After Count Dooku ran and Master Windu dragged Anakin out from the decorative columns and tableware he collapsed to stop the droids, Obi-Wan comm’d Padmé to verify that the she had, in fact, organised the banquet the Chancellor thought he was attending. She claimed she had not, but the Chancellor had the invitation. He was still holding it up, showing it to Master Windu and Obi-Wan, when the two shared a glance and told Anakin to leave. There were no revelers on the streets on his walk here, and the curtains were drawn in most of the windows, so the candelabras were just shadows and light. Inevitably, the Chancellor’s attempted assassination dampened Theed’s celebetory spirit. Anakin wonders what Master Windu and Obi-Wan discussed with the Chancellor, and knows neither of them will tell him even if he asks. For all that Master Windu doesn’t like him, he has, as Obi-Wan said he would, made a concentrated effort to reduce Anakin’s exposure to the Chancellor. The talk won’t be good.

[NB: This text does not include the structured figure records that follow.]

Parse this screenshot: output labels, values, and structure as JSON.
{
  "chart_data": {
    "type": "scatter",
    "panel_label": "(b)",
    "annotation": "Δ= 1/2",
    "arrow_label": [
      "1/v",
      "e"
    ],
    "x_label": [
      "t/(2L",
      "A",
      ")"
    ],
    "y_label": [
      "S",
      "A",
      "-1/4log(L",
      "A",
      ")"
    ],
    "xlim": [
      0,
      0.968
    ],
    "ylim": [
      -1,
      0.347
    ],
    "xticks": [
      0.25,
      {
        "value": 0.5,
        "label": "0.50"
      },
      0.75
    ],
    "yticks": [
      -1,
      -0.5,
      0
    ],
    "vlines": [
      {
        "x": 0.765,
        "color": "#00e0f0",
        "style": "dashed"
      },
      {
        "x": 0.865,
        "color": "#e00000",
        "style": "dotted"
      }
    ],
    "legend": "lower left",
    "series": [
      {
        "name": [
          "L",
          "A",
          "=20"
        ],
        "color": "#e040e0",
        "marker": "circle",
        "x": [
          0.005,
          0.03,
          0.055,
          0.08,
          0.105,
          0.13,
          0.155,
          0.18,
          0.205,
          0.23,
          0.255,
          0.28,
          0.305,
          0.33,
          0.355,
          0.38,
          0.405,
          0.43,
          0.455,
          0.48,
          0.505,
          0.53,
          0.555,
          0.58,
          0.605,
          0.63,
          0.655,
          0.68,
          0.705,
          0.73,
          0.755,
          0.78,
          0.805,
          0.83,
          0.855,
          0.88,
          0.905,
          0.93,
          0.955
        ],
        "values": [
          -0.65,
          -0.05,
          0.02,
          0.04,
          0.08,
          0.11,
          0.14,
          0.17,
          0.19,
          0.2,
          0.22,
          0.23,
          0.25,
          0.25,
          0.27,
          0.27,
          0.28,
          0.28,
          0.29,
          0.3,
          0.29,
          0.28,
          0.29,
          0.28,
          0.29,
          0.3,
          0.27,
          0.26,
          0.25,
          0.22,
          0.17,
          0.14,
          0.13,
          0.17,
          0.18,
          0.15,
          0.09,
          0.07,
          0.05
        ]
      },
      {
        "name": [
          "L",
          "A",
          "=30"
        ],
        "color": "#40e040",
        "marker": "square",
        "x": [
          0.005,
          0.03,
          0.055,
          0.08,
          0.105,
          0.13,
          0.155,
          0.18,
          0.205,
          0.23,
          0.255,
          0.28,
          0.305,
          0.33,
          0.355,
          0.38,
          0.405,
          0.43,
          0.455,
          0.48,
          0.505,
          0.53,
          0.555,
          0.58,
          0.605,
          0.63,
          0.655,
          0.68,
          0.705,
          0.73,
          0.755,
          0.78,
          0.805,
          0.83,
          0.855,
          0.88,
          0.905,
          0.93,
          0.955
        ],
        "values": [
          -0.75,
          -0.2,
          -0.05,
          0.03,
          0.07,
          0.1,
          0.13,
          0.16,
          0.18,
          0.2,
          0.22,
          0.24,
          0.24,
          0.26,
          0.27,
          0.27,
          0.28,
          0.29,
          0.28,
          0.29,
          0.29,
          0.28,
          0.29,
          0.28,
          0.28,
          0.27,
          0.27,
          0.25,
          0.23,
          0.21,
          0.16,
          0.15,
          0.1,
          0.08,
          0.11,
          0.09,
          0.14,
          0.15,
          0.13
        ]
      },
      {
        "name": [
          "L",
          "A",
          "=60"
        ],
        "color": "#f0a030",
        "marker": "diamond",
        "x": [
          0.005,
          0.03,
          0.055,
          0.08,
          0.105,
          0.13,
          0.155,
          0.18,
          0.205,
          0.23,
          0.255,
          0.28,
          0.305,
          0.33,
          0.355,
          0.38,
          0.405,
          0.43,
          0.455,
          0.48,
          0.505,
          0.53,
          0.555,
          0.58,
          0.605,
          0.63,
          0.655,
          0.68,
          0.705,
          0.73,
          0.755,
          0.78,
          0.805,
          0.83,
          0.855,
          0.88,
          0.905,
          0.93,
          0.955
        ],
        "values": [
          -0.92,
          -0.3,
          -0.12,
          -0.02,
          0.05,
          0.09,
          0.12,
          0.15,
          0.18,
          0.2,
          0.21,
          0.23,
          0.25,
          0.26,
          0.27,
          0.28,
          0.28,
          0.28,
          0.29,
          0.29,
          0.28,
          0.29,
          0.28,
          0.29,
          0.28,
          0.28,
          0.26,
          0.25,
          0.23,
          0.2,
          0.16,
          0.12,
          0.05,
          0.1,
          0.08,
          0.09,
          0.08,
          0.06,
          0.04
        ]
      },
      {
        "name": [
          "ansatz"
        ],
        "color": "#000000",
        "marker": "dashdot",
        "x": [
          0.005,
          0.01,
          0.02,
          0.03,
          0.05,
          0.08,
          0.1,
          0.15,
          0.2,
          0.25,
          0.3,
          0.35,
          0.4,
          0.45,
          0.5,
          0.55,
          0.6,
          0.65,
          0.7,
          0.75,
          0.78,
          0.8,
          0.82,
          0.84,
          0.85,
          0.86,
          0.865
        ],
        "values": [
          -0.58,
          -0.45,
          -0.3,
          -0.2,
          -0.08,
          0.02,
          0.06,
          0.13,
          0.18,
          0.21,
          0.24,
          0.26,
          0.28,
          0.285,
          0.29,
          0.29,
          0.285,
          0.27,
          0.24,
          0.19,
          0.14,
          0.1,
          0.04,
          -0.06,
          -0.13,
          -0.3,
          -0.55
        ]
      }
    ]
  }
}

He explains the basics of the events as well as he can, though it involves details he still doesn’t know himself, and leaves out that he heard Master Windu tell the Chancellor, “I know Skywalker is your preferred choice, but he’s still in recovery from his last mission,” as if Obi-Wan weren’t the one who had to spend a night in the bacta tank. For now, at least, he keeps this much to himself; Padmé’s a gift for her ability to forgive and rationalise, but he doesn’t have the energy to lay more of his faults out into the open for anyone to scramble up and explain away as something he should understand, but doesn’t.
Though she isn’t happy about his piecemeal explanation, she accepts it. “I’ll see you on Coruscant?” she says.
“Yeah.”
“Go. Bring Obi-Wan so I can yell at him.”
He agrees, and lets her walk him to the front door. Outside, the lightpoles are back to their usual white, signalling that it’s past midnight and the Festival of Light is at its end.